Because the Lansley reforms were a total failure. Choice, competition and clinical commissioning drove precisely nothing in the NHS over the past 12 years.
Now Labour just need to work out what works, and how to do it.
Racist misogynist Tory donor and TPP boss Frank Hester gave Tories more money
You could knock me down with a feather.
Racist misogynist and owner of ‘System One’ software manufacturers TPP Frank Hester gave the Conservative And Unionist Party a further £5 million shortly before the General Election was called in May.
Lib Dem MP Layla Moran appointed unopposed as new Commons Health Select Committee chair
Liberal Democrat MP for Oxford West and Abingdon Layla Moran was this week elected unopposed as the new chair of the House Of Commons Health Select Committee. Her statement read, “with millions stuck on waiting lists, doctors and nurses overstretched, and far too many elderly people trapped in hospitals without a care plan, the role of the Committee as a critical friend of the Government as it tackles these challenges has never been more important.
“From social care to dentistry, and waiting lists to the workforce crisis, it has never been more pressing to find common ground across the political spectrum and I look forward to running a Committee that champions the voice of patients and front line health and social care staff.”
Tom Riordan appointed second DHBSC permanent secretary
Former Leeds City Council chief executive and runner-up candidate in the last NHS England leadership race Tom Riordan was been appointed second permanent secretary at the Department For Health But Social Care.

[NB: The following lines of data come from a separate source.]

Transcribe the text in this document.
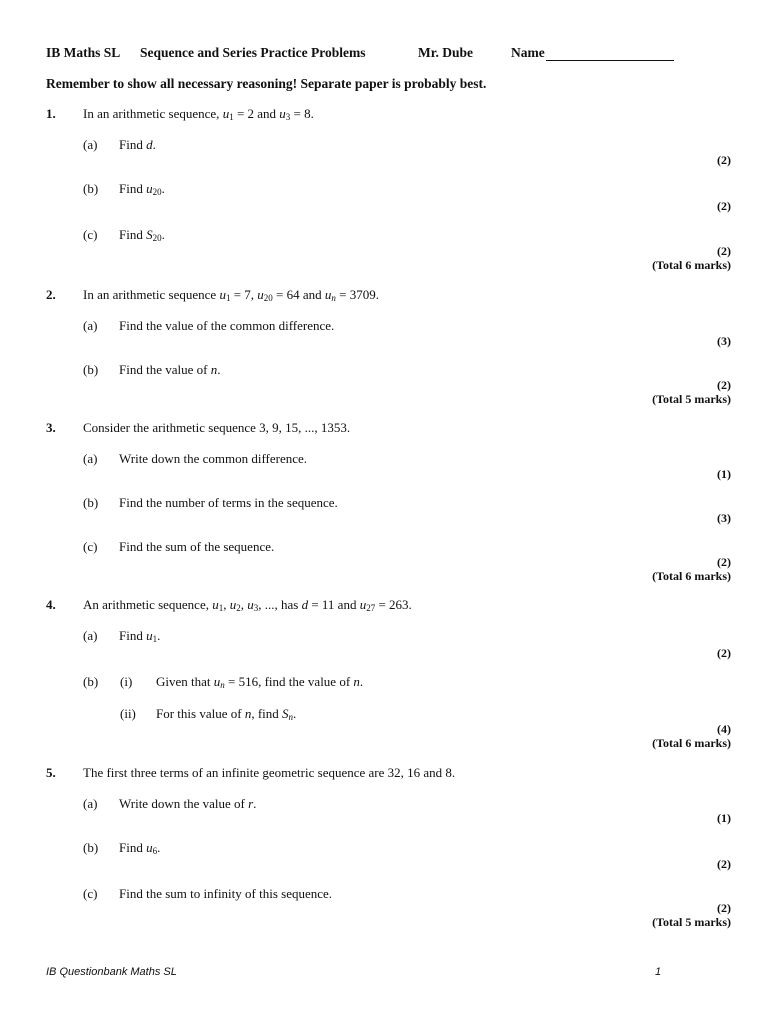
IB Maths SL Sequence and Series Practice Problems	Mr. Dube	Name
Remember to show all necessary reasoning! Separate paper is probably best.
1. In an arithmetic sequence, $u_1 = 2$ and $u_3 = 8$.
(a) Find d.
(2)
(b) Find $u_{20}$.
(2)
(c) Find $S_{20}$.
(2)
(Total 6 marks)
2. In an arithmetic sequence $u_1 = 7$, $u_{20} = 64$ and $u_n = 3709$.
(a) Find the value of the common difference.
(3)
(b) Find the value of n.
(2)
(Total 5 marks)
3. Consider the arithmetic sequence 3, 9, 15, ..., 1353.
(a) Write down the common difference.
(1)
(b) Find the number of terms in the sequence.
(3)
(c) Find the sum of the sequence.
(2)
(Total 6 marks)
4. An arithmetic sequence, $u_1$, $u_2$, $u_3$, ..., has d = 11 and $u_{27} = 263$.
(a) Find $u_1$.
(2)
(b) (i) Given that $u_n = 516$, find the value of n.
(ii) For this value of n, find $S_n$.
(4)
(Total 6 marks)
5. The first three terms of an infinite geometric sequence are 32, 16 and 8.
(a) Write down the value of r.
(1)
(b) Find $u_6$.
(2)
(c) Find the sum to infinity of this sequence.
(2)
(Total 5 marks)
IB Questionbank Maths SL	1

Local Government Chronicle note that Riordan “spent three months in central government as the national tracing lead for NHS Test & Trace during the first year of the Covid19 pandemic, where he is credited with getting movement on issues such as data sharing in order to allow councils to play a bigger role in tackling local outbreaks.
“Health and social care secretary Wes Streeting highlighted Riordan’s experience as a “proven public service reformer with extensive experience in health and social care system transformation and preventative healthcare. His experience will be invaluable as we deliver the mission of this government to build an NHS and social care system fit for the future”.

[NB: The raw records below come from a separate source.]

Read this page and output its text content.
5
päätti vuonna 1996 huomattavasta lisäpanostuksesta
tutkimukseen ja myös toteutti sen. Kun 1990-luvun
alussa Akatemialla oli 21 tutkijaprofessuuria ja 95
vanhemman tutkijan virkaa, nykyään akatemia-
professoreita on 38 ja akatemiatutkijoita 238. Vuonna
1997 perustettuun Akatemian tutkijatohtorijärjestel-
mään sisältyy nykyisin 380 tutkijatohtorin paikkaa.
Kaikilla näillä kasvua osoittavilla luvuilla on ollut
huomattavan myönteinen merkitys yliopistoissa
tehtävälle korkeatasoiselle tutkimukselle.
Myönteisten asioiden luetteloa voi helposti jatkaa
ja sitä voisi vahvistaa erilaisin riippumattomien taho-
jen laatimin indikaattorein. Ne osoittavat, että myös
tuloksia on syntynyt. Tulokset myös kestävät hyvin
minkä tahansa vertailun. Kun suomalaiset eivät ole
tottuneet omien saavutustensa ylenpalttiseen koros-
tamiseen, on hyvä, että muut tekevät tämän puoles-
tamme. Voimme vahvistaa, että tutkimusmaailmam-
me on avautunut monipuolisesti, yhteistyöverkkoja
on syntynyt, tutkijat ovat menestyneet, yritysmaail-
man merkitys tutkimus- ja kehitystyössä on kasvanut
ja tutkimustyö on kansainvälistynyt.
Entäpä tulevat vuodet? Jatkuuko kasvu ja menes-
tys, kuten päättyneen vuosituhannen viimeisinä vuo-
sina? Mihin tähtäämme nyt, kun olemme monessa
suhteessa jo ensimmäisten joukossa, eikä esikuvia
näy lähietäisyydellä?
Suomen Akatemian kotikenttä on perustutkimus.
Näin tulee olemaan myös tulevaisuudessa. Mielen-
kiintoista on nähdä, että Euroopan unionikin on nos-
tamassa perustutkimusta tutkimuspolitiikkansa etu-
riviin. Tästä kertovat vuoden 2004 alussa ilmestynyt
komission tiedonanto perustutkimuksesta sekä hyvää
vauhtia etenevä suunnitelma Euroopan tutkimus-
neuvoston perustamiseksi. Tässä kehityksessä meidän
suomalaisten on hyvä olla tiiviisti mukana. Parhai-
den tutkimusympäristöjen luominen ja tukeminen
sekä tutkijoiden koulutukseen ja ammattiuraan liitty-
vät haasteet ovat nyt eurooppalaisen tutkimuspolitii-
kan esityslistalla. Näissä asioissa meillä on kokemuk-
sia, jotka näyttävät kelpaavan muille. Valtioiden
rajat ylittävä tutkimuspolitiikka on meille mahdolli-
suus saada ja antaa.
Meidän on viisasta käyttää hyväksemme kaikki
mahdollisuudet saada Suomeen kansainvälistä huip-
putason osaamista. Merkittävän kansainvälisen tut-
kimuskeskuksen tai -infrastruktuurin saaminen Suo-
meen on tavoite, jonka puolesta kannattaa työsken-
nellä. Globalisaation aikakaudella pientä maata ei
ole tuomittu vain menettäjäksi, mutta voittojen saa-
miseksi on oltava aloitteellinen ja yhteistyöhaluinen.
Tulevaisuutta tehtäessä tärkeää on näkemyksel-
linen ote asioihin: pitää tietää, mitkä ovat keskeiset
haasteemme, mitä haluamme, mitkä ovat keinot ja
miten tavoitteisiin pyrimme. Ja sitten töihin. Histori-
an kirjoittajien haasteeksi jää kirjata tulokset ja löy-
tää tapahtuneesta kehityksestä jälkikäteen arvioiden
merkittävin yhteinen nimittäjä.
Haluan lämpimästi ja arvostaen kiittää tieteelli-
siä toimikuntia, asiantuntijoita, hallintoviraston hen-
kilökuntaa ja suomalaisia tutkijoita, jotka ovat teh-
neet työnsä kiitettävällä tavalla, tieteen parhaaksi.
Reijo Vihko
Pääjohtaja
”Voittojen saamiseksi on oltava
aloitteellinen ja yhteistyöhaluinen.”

Riordan replaces Shona Dunn who left DHBSC to become chief executive of St John’s Ambulance.
Recommended and required reading
The module of the Covid-19 Public Inquiry dealing with the impact on the health system started this week.
Transparency International UK’s new report report Behind the Masks; Corruption red flags in COVID-19 public procurement identifies 135 contracts that the authors believe carry a high risk of corruption. These contracts’ £15.3 billion value totals nearly a third of all pandemic procurement by value.
Longstanding BMA Council member Dr Jacky Davis wrote for The Observer about her concerns regarding the ‘Doctor’s Vote’ entryist grouping’s influence on getting the BMA to formally vote against the Cass Review of gender identity services.
More in the FT’s excellent series on cancer care.